Right, so your code has several flaws as follows:
It is using hard coded windows paths. This could be appropriate for debugging or an example, but probably not for the final code.
It does not check whether the operations succeed.
It does not print the error strings when the operations fail.
You only read 512 bytes maximum.
You are doing a simple copy when QFile::copy() could do the same.
You do not need to close these descriptors explicitly since it is RAII you work with, not low-level C, luckily.
You may be having the filesystem mounted, and Windows might impose some limitation in that regard. Make sure that filesystems on the physical drive ("D: in your case?") are not mounted if you happen to read from physical drive as opposed to a binary image.

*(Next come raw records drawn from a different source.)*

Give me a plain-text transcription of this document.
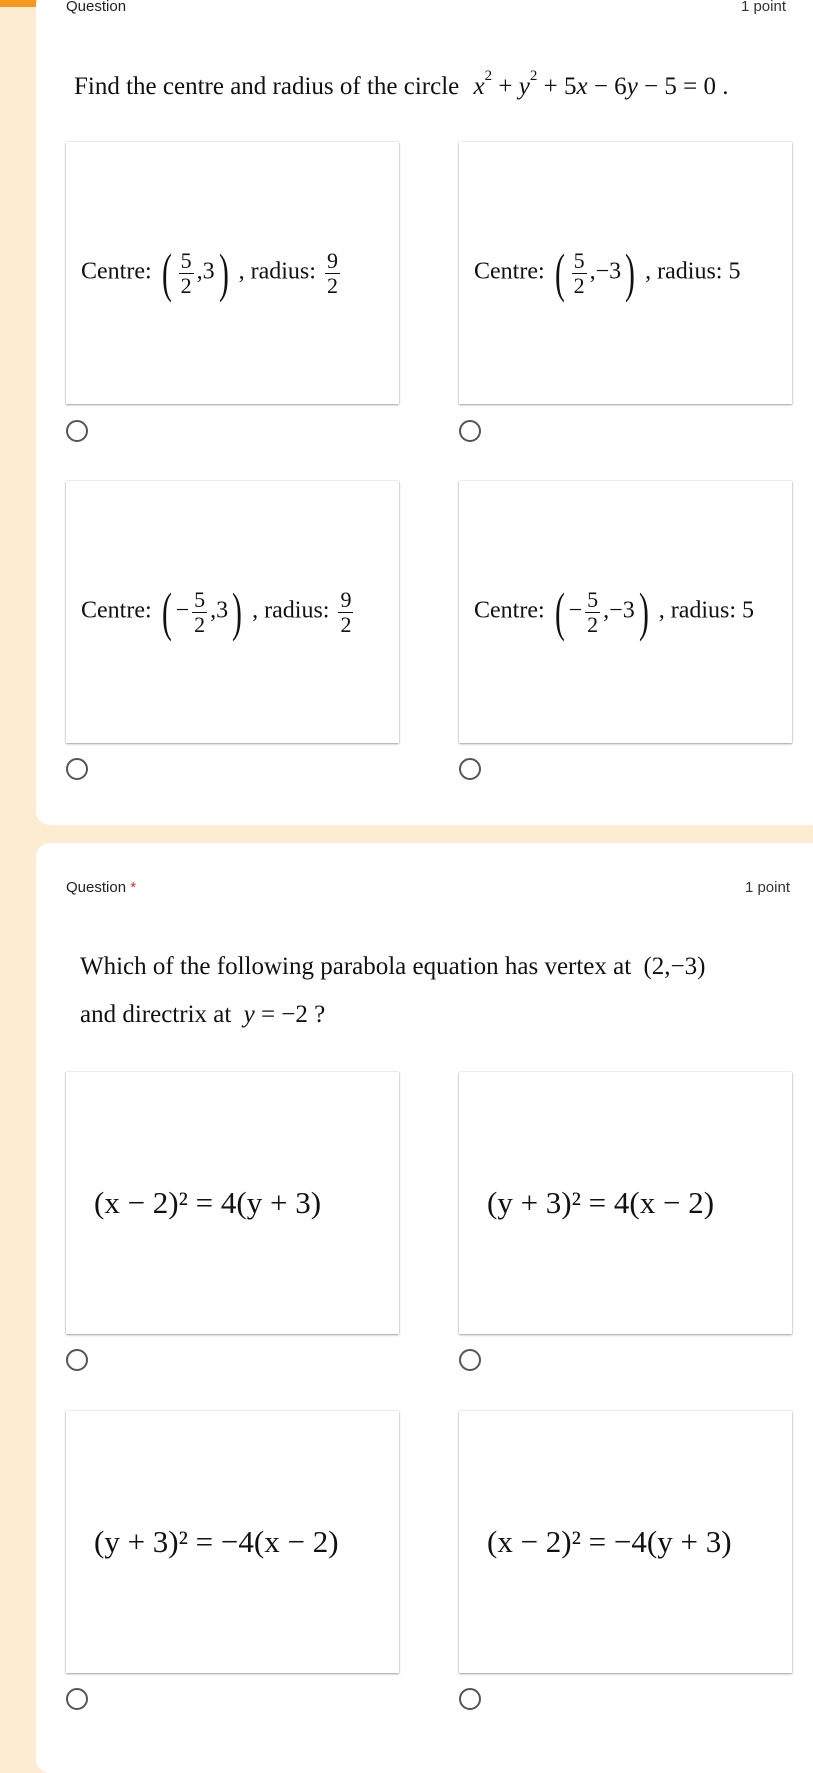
Question	1 point
Find the centre and radius of the circle $x^2 + y^2 + 5x - 6y - 5 = 0$ .
Centre: ( $\frac{5}{2} ,3$) , radius: $\frac{9}{2}$	Centre: ( $\frac{5}{2} ,-3$) , radius: 5
Centre: ( − $\frac{5}{2} ,3$) , radius: $\frac{9}{2}$	Centre: ( − $\frac{5}{2} ,-3$) , radius: 5
Question *	1 point
Which of the following parabola equation has vertex at (2,−3)
and directrix at y = −2 ?
(x − 2)² = 4(y + 3)	(y + 3)² = 4(x − 2)
(y + 3)² = −4(x − 2)	(x − 2)² = −4(y + 3)
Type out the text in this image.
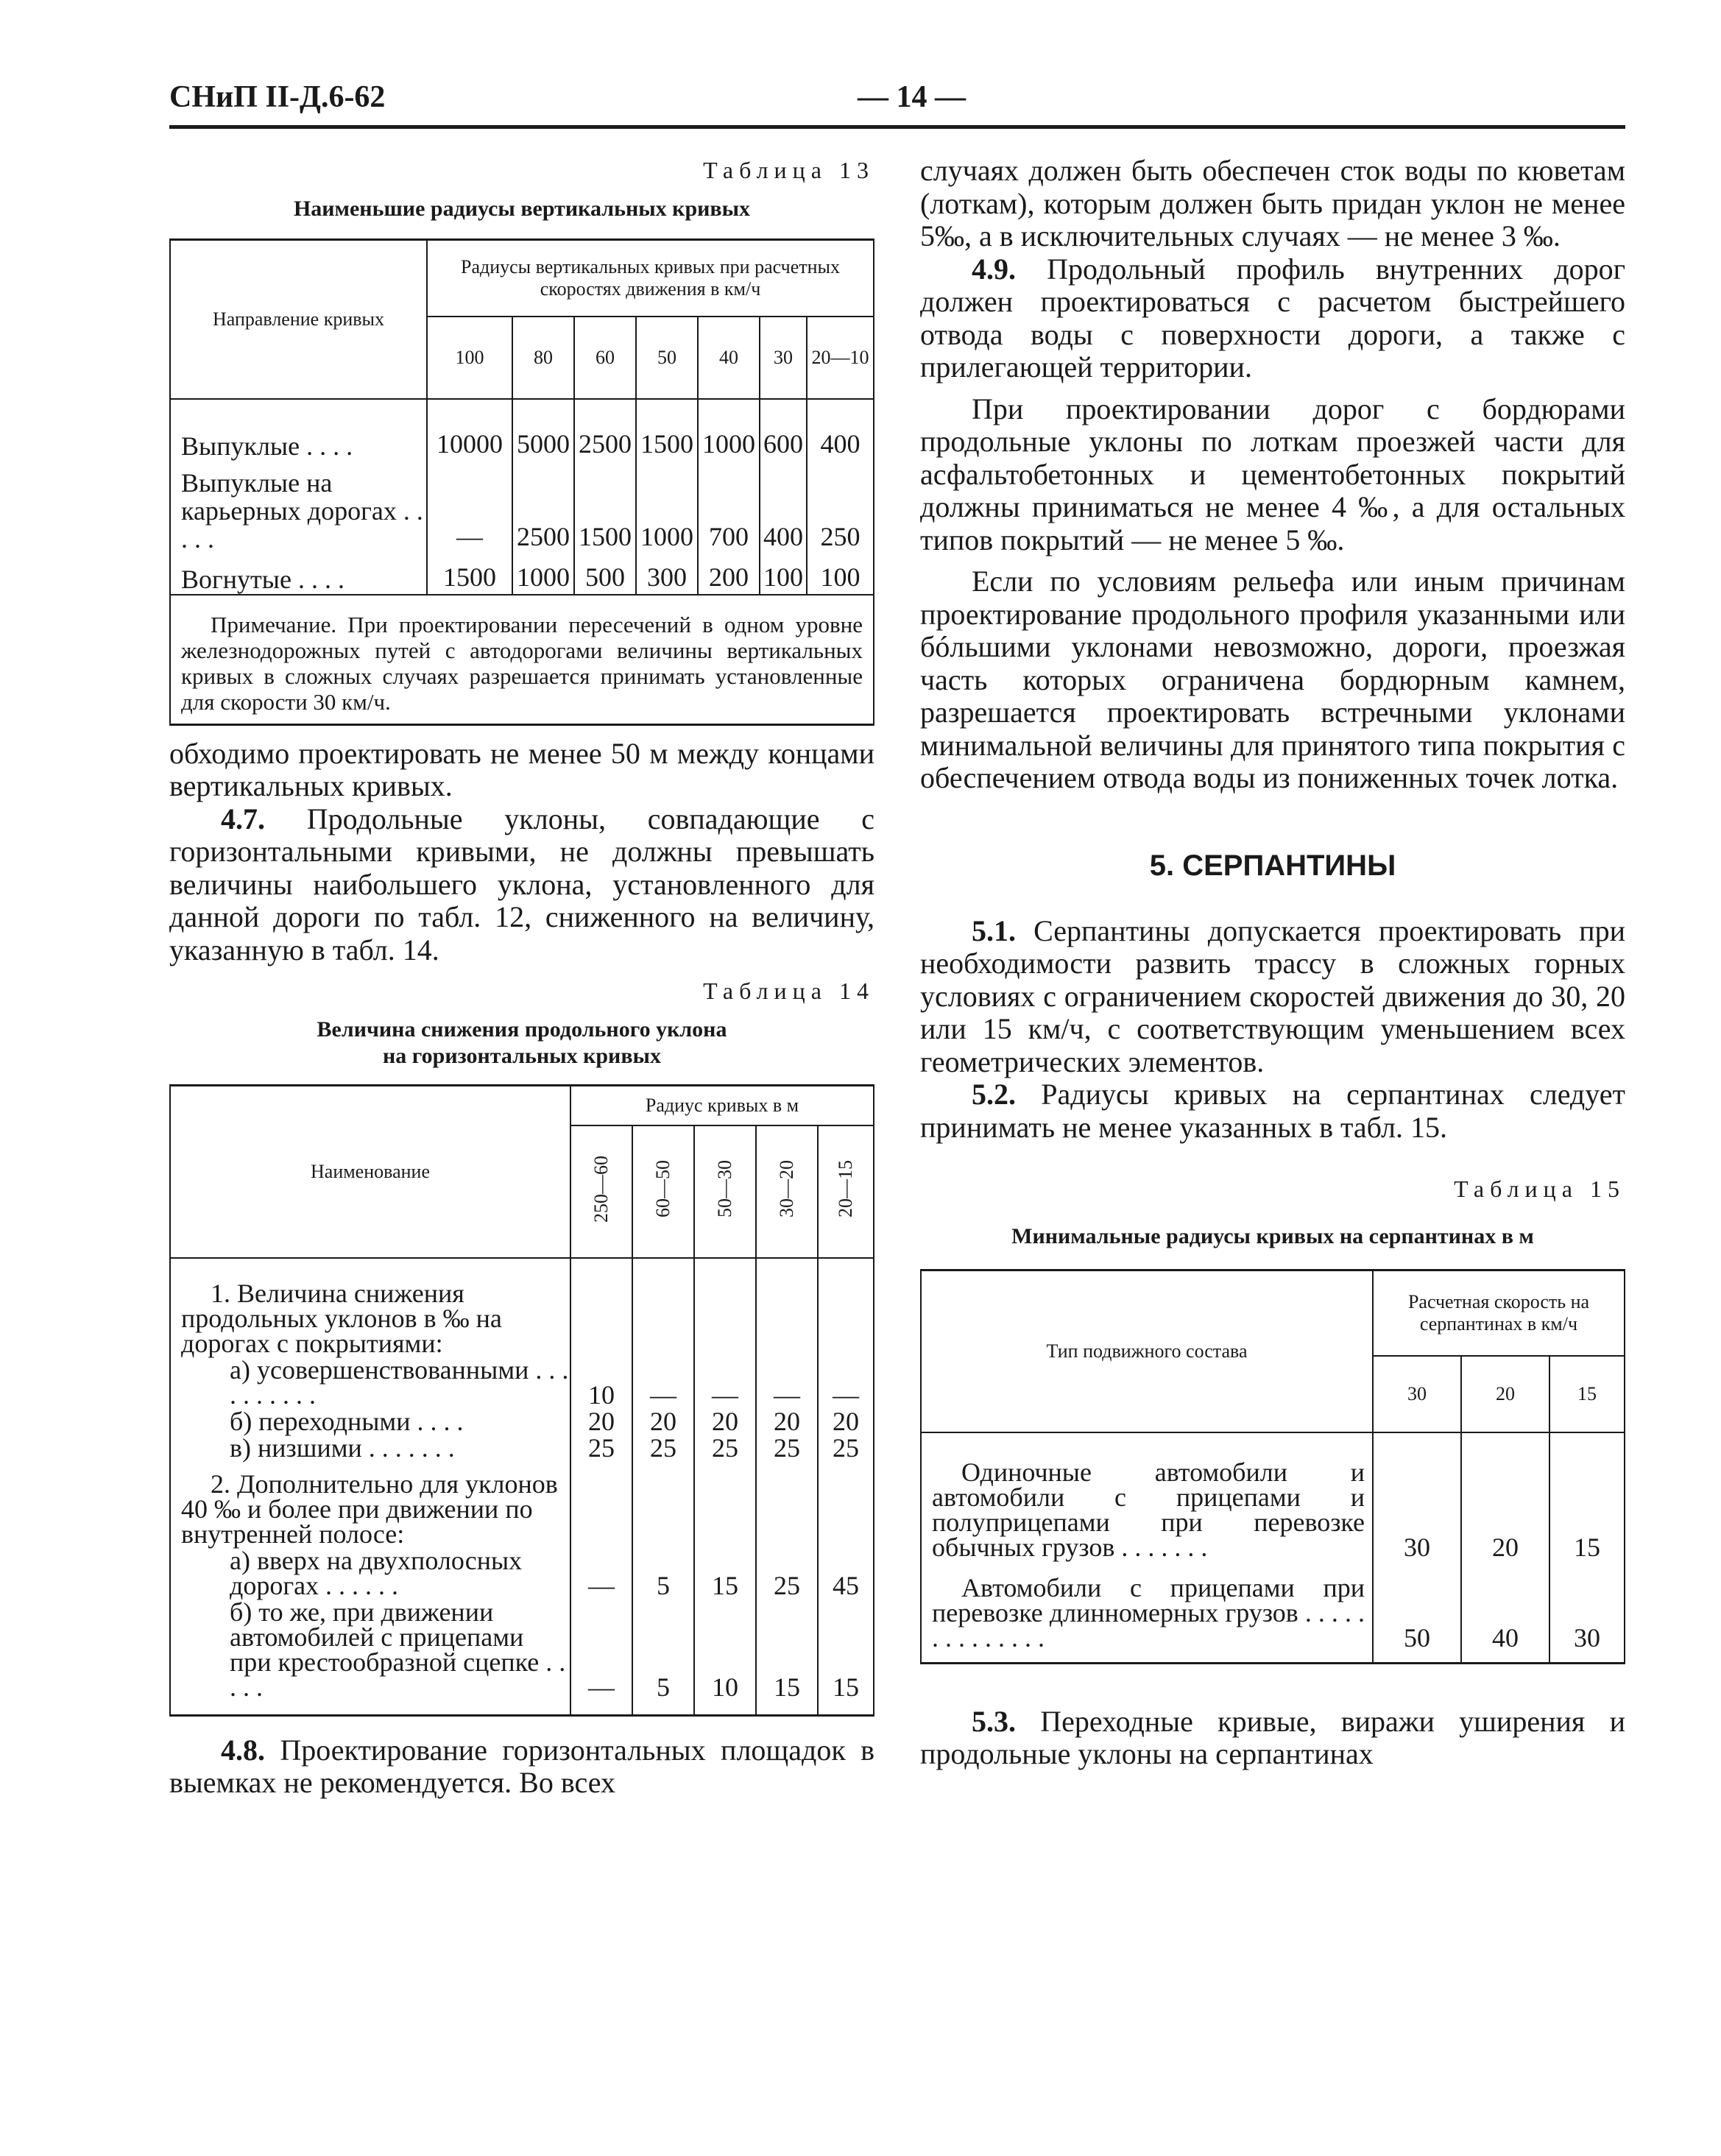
СНиП II-Д.6-62	— 14 —

Таблица 13

Наименьшие радиусы вертикальных кривых

Направление кривых	Радиусы вертикальных кривых при расчетных скоростях движения в км/ч						
	100	80	60	50	40	30	20—10
Выпуклые . . . .	10000	5000	2500	1500	1000	600	400
Выпуклые на карьерных дорогах . . . . .	—	2500	1500	1000	700	400	250
Вогнутые . . . .	1500	1000	500	300	200	100	100

Примечание. При проектировании пересечений в одном уровне железнодорожных путей с автодорогами величины вертикальных кривых в сложных случаях разрешается принимать установленные для скорости 30 км/ч.							

обходимо проектировать не менее 50 м между концами вертикальных кривых.

4.7. Продольные уклоны, совпадающие с горизонтальными кривыми, не должны превышать величины наибольшего уклона, установленного для данной дороги по табл. 12, сниженного на величину, указанную в табл. 14.

Таблица 14

Величина снижения продольного уклона

на горизонтальных кривых

Наименование	Радиус кривых в м				
	250—60	60—50	50—30	30—20	20—15
1. Величина снижения продольных уклонов в ‰ на дорогах с покрытиями:					
а) усовершенствованными . . . . . . . . . .	10	—	—	—	—
б) переходными . . . .	20	20	20	20	20
в) низшими . . . . . . .	25	25	25	25	25
2. Дополнительно для уклонов 40 ‰ и более при движении по внутренней полосе:					
а) вверх на двухполосных дорогах . . . . . .	—	5	15	25	45
б) то же, при движении автомобилей с прицепами при крестообразной сцепке . . . . .	—	5	10	15	15

4.8. Проектирование горизонтальных площадок в выемках не рекомендуется. Во всех

случаях должен быть обеспечен сток воды по кюветам (лоткам), которым должен быть придан уклон не менее 5‰, а в исключительных случаях — не менее 3 ‰.

4.9. Продольный профиль внутренних дорог должен проектироваться с расчетом быстрейшего отвода воды с поверхности дороги, а также с прилегающей территории.

При проектировании дорог с бордюрами продольные уклоны по лоткам проезжей части для асфальтобетонных и цементобетонных покрытий должны приниматься не менее 4 ‰, а для остальных типов покрытий — не менее 5 ‰.

Если по условиям рельефа или иным причинам проектирование продольного профиля указанными или бóльшими уклонами невозможно, дороги, проезжая часть которых ограничена бордюрным камнем, разрешается проектировать встречными уклонами минимальной величины для принятого типа покрытия с обеспечением отвода воды из пониженных точек лотка.

5. СЕРПАНТИНЫ

5.1. Серпантины допускается проектировать при необходимости развить трассу в сложных горных условиях с ограничением скоростей движения до 30, 20 или 15 км/ч, с соответствующим уменьшением всех геометрических элементов.

5.2. Радиусы кривых на серпантинах следует принимать не менее указанных в табл. 15.

Таблица 15

Минимальные радиусы кривых на серпантинах в м

Тип подвижного состава	Расчетная скорость на серпантинах в км/ч		
	30	20	15
Одиночные автомобили и автомобили с прицепами и полуприцепами при перевозке обычных грузов . . . . . . .	30	20	15
Автомобили с прицепами при перевозке длинномерных грузов . . . . . . . . . . . . . .	50	40	30

5.3. Переходные кривые, виражи уширения и продольные уклоны на серпантинах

This is the code what I would write if I were you:
// "input.bin" can be replaced with any binary or physical drive
// you wish to back up about your physical drive.
QFile dsk("input.bin");
if (!dsk.open(QIODevice::ReadOnly))
qDebug() << "Failed to open:" << dsk.errorString();
QFile img("output.bin");
if (!img.open(QIODevice::WriteOnly))
qDebug() << "Failed to open:" << img.errorString();
QFileInfo fileInfo(dsk.fileName());
qint64 size = fileInfo.size();
for (qint64 bytes = 0; bytes < size, bytes+=data.size()) {
readBytes = myInputFile.read(chunkSize);
if (readBytes.isEmpty()) {
qDebug() << "no data was currently available for reading, or that an error occurred, error string:" << dsk.errorString();
} else {
if (img.write(readBytes) != readBytes.size())
qDebug() << "Failed to write all:" << img.errorString();
}
}
Theoretically, you could even add this loop if you cannot unmount, provided you are only interested in the file contents itself, but then you are going towards compression:
QDirIterator it("D:/", QDirIterator::Subdirectories);
while (it.hasNext()) {
// backup each file: it.next()
}
This is probably not what you may want here though, so just mentioning it for completeness.